You’re frequently compared to James Blake by the music press – do you think it’s a fair comparison? And are you a fan?

I am a fan. We toured together last spring and it was a true honour to share the stage with him. He's a really nice guy: genuine and incredibly talented. And I think we share some similarities in our approach to sound design and the way we manipulate our voices, but in the end I think we are moving in our own circles.

You duet with How To Dress Well’s Tom Krell on "Playing House" – how did that collaboration come about? And are there any other artists you’d particularly like to work with?

Tom and I had exchanged emails early on, due to us being fans of each other’s work. We had discussed possibly collaborating but we were both busy with tours and never managed to link up. Eventually, when I got home from tour and started work on the album, I wrote ‘Playing House’ and felt really strongly that this would be perfect for him to sing on. So I sent him the track and the next day I had his verse and additional vocal ideas – the man works fast! There are lots of other artists I’d love to work with, and some that I'm already working with. You'll just have to wait and see...

In previous interviews you’ve spoken about being brought up around hip-hop and being a choir boy…

I know, it is a strange combo, but I think both hip-hop and chorale/classical composition have been influential to my music, as well as old soul artists and experimental pop artists like Peter Gabriel and Kate Bush.

Harp’s not the most obvious of instruments to learn, either! When did you first take it up and what attracted you to it?

I picked the harp up about eight years ago. I tagged along with a friend to a music shop and stumbled into their harp showroom. The room was empty, so I sat down and started fumbling with the strings. I was captivated by its shape and tone; it was so unlike any other instrument I had ever played. After that initial crush, I fell in love very quickly and haven't put it down since.

Are there any other instruments you’d like to take up still?

The kora has always fascinated me. It’s described as a bridged harp/lute of sorts, and sounds sort of like a harp, but they look incredibly difficult to play.

Where did the inspiration behind the name "Active Child" come from? And why did you choose to adopt a pseudonym? Is it indicative of the fact you plan to develop other musical projects?

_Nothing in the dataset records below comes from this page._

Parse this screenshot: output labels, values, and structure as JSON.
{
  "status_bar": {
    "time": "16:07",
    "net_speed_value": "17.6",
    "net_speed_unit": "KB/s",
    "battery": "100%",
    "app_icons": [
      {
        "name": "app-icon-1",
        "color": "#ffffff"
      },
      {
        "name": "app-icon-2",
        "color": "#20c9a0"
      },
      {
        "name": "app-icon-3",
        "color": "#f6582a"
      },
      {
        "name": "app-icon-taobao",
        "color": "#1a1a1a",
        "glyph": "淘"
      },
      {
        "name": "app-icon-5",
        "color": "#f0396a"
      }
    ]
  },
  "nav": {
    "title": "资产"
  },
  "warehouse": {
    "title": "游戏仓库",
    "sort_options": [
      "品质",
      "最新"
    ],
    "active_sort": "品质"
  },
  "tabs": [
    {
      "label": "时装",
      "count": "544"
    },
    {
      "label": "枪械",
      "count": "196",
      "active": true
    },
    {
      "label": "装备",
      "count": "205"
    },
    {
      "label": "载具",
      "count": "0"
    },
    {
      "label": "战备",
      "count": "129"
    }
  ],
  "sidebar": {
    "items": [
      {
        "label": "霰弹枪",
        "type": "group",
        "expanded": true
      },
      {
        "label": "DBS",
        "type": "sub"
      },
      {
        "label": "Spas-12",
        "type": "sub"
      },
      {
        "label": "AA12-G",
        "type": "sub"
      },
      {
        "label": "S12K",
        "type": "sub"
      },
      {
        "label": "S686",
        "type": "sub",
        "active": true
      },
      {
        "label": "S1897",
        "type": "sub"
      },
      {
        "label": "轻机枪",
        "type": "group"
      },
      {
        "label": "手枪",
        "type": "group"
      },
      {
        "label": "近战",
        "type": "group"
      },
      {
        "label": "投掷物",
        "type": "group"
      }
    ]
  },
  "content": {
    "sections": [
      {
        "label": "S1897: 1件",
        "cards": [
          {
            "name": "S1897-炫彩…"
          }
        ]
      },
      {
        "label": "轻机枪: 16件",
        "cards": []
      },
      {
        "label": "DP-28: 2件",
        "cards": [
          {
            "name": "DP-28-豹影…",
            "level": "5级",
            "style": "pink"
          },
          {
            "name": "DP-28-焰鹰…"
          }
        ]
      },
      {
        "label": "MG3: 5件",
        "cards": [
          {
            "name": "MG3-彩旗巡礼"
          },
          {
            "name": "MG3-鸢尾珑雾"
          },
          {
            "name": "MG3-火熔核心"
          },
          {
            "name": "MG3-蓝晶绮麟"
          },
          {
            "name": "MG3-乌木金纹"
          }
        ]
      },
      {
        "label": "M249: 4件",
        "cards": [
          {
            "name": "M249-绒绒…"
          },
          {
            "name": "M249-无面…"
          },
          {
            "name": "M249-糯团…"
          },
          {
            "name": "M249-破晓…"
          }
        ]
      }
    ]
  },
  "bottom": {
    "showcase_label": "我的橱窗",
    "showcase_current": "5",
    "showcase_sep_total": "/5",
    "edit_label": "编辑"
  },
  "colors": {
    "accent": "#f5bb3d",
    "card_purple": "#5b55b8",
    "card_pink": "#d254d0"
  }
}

I once played my mom some of the music I had been making and it led to her telling me all of those old stories of when I was really little. Apparently, I would sit with my head to the speaker if music was playing and I was obsessed with sound, memorising any melody on the radio, running around with my toy microphone. The name "Active Child" spawned from that moment and those stories, and I did choose a pseudonym to separate myself from the music a little. And who knows where music will lead, I'm sure there will be new projects.

You’re about to embark on a tour of Australia and Europe: are there any dates you’re particularly looking forward to? And what can fans expect from the live show?

I'm excited about all of it. I've toured Europe before, but I haven't been to Australia since I toured there with the choir nearly two decades ago. The live show is constantly evolving, but fans can expect the grandiosity of the album and then some. Plus, a lot of harp.

What was your favourite record of the past twelve months?

Kurt Vile's Smoke Ring for My Halo and Cass McCombs' Wit's End were two favourites of mine.

What’s been your highlight of the past year and where do you hope to be in twelve months’ time?

The highlight was releasing a full-length album that I’m proud of. And in a year’s time I’d like to be tucked away somewhere, writing and creating the best music of my life. This is the time, right?!

Finally, what are your ultimate ambitions for Active Child?

This is always a tough one. I never intended for this music to take me this far so my ambitions are constantly a reflection of what I believe I can achieve. That said, my ambitions are growing every day and, ultimately, I hope that I can continue to write, record and perform, and impress myself and the people around me.